Атласная растянулась на кушетке около камина и закурила. А Вандевр развлекался, устраивая ей отчаянную сцену ревности, грозил прислать секундантов, если она будет отвлекать Нана от прямых ее обязанностей.
К нему присоединились Филипп и Жорж. Они дразнили Атласную и так сильно ее щипали, что она в конце концов взмолилась:
— Душечка! Угомони их, душка! Они опять ко мне пристают.
— Послушайте, оставьте ее в покое, — серьезно сказала Нана. — Я не хочу, чтобы ее мучили, вы прекрасно знаете… А ты-то сама, милочка, почему ты всегда лезешь к ним, если они не умеют себя вести?
Атласная покраснела, высунула язык и пошла в туалетную; в открытую настежь дверь виднелся бледный мрамор, освещенный белесым светом матового шара, в котором горел газ. А Нана, как очаровательная хозяйка дома, принялась болтать с четырьмя мужчинами. Она прочла в тот день нашумевший роман, историю одной проститутки, и возмущалась, говоря, что все это ложь. Молодая женщина негодовала, она считала отвратительной эту гнусную литературу, претендующую на точное воспроизведение действительности, как будто можно все показать! Как будто романы пишутся не для того, чтобы приятно провести часок — другой. В отношении книг и драматических произведений у Нана было твердо установленное мнение: ей нужны были нежные, благородные произведения, такие, что заставляют мечтать и возвышают душу. Потом разговор перешел на волновавшие Париж события, зажигательные статьи и бунты, возникавшие в связи с призывами к оружию, которые раздавались каждый вечер на публичных собраниях. Нана возмущалась республиканцами. Чего нужно этим грязным людям, которые никогда не умываются? Разве народ не счастлив, разве император не сделал для него все, что только можно? Порядочная сволочь, этот народ! Она-то его знает, она может о нем судить. И, забывая, что только за столом требовала уважения ко всем своим близким с улицы Гут-д'Ор, Нана накинулась на них с негодованием и страхом
— Ох, уж эти пьяницы! — воскликнула она с отвращением. — Нет, знаете ли, их республика была бы для всех несчастьем… Ах, дай бог подальше здравствовать нашему императору!
— Да услышит вас господь, моя дорогая, — серьезно ответил Мюффа. — Полноте, император в расцвете сил.

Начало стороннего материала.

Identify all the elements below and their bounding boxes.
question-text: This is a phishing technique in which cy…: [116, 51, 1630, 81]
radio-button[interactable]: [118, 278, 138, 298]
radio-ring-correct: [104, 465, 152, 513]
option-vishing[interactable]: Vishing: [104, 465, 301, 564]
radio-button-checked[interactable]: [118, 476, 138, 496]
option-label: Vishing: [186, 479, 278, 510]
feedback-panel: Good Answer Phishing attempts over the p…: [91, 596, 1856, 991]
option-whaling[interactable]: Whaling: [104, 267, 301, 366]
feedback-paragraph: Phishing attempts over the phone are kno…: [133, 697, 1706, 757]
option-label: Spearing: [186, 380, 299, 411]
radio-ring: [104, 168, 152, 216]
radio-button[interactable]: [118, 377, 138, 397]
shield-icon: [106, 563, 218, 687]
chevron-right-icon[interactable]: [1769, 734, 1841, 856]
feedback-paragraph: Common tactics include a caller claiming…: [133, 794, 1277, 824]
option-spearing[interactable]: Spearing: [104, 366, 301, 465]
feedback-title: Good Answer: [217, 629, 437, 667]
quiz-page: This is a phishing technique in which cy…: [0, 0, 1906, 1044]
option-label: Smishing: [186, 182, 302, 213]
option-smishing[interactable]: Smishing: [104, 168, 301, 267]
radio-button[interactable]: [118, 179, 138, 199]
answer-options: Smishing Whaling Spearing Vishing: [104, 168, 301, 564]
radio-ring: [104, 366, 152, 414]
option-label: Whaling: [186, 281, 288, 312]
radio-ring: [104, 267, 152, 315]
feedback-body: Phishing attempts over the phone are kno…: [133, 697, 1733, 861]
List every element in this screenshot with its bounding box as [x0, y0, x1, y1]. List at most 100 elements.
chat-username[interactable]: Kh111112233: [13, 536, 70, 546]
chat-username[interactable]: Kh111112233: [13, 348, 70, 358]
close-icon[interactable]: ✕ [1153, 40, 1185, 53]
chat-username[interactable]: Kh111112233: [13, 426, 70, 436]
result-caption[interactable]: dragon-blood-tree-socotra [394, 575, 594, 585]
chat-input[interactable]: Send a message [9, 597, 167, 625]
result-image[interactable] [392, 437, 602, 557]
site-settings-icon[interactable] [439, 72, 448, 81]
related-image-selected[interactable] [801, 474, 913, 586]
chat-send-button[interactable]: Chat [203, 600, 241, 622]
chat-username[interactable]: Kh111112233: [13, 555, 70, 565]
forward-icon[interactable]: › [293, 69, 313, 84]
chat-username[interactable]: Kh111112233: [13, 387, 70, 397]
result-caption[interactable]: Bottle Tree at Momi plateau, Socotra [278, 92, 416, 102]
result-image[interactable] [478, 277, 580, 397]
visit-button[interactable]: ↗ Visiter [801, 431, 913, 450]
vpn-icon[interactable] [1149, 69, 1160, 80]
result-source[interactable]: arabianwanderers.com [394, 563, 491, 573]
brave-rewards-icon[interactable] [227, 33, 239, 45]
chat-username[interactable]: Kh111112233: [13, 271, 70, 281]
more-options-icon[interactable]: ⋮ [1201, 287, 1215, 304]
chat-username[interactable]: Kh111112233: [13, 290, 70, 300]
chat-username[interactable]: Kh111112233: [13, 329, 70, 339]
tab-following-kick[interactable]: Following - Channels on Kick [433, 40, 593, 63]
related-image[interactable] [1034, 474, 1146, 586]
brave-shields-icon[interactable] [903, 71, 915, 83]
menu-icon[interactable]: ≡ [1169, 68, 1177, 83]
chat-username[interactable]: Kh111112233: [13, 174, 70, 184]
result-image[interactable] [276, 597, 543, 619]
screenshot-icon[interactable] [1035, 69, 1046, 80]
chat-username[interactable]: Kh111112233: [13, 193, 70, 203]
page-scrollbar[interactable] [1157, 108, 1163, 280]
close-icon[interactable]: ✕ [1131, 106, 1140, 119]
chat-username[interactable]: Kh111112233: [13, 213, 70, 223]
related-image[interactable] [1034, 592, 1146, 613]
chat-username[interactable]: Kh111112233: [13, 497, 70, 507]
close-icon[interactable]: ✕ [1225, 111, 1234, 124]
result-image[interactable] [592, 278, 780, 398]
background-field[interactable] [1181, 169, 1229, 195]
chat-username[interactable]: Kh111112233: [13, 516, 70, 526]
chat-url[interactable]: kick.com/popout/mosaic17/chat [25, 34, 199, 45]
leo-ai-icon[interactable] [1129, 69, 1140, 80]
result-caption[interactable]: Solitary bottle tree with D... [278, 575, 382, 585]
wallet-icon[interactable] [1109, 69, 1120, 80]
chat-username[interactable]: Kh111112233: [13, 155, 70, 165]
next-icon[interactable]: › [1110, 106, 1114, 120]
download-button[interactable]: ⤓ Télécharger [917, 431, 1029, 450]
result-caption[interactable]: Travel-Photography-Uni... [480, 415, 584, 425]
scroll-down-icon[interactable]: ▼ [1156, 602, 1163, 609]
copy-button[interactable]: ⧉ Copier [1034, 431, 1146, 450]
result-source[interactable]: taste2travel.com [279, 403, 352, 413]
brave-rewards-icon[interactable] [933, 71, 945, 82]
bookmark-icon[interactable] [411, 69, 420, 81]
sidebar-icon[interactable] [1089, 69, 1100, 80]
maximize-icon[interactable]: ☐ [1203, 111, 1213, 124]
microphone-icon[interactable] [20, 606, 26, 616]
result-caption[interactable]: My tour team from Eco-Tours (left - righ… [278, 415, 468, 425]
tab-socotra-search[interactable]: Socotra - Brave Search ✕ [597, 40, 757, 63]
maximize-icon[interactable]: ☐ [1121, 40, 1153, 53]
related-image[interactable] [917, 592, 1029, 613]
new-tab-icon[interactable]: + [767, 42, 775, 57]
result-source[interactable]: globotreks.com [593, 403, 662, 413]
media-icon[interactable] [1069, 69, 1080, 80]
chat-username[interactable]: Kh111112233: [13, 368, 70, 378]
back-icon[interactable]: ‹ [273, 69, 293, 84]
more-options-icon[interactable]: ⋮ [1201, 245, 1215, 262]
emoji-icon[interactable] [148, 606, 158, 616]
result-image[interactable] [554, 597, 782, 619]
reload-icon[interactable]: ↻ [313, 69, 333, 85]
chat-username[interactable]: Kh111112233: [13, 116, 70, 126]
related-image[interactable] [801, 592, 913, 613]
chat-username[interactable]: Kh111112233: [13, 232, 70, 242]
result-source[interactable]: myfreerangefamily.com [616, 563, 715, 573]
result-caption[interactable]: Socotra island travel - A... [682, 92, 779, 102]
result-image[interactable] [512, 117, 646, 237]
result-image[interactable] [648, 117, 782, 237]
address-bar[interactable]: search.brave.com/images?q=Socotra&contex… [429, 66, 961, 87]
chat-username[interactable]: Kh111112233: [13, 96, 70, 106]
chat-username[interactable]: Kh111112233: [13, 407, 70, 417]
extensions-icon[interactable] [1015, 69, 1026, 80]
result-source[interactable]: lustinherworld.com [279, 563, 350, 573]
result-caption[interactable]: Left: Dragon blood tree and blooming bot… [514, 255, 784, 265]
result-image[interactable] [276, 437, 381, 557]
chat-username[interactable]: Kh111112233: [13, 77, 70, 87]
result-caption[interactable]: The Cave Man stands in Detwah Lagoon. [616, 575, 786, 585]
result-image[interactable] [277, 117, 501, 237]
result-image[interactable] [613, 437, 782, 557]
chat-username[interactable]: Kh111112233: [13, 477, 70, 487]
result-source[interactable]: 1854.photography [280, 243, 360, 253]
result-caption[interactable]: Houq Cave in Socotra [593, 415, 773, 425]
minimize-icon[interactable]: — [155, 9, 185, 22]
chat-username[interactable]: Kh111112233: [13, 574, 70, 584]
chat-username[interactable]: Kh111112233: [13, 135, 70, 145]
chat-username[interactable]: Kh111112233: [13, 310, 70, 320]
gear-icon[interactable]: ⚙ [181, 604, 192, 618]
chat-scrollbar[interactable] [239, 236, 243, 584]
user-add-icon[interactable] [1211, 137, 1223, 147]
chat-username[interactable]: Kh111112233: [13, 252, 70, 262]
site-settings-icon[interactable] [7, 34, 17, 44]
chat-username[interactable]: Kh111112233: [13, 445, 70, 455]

Ему нравились такие в ней чувства. В политике мнения их сходились. Вандевр и капитан Югон также были неисчерпаемы в насмешках над «шалопаями», болтунами, которые удирают при виде штыка. Жорж в тот вечер был бледен и мрачен.
— Что случилось с Бебе? — спросила Нана, заметив, что ему не по себе.
— Ничего, я слушаю, — пробормотал Жорж.
Но он страдал. Когда встали из-за стола, он слышал, как Филипп шутил с молодой женщиной, и теперь опять не он, а Филипп сидел возле нее. Грудь юноши вздымалась и готова была разорваться, неизвестно почему. Жорж не выносил, когда они были вместе; его горло сжималось от таких гадких мыслей, что ему становилось стыдно и больно. Этот мальчик, смеявшийся над Атласной, мирившийся со Штейнером, потом с Мюффа и с остальными, возмущался, приходил в неистовство при мысли, что Филипп может когда-нибудь прикоснуться к этой женщине.
— На, возьми Бижу, — сказала она ему в утешение, передавая собачку, уснувшую на юбке.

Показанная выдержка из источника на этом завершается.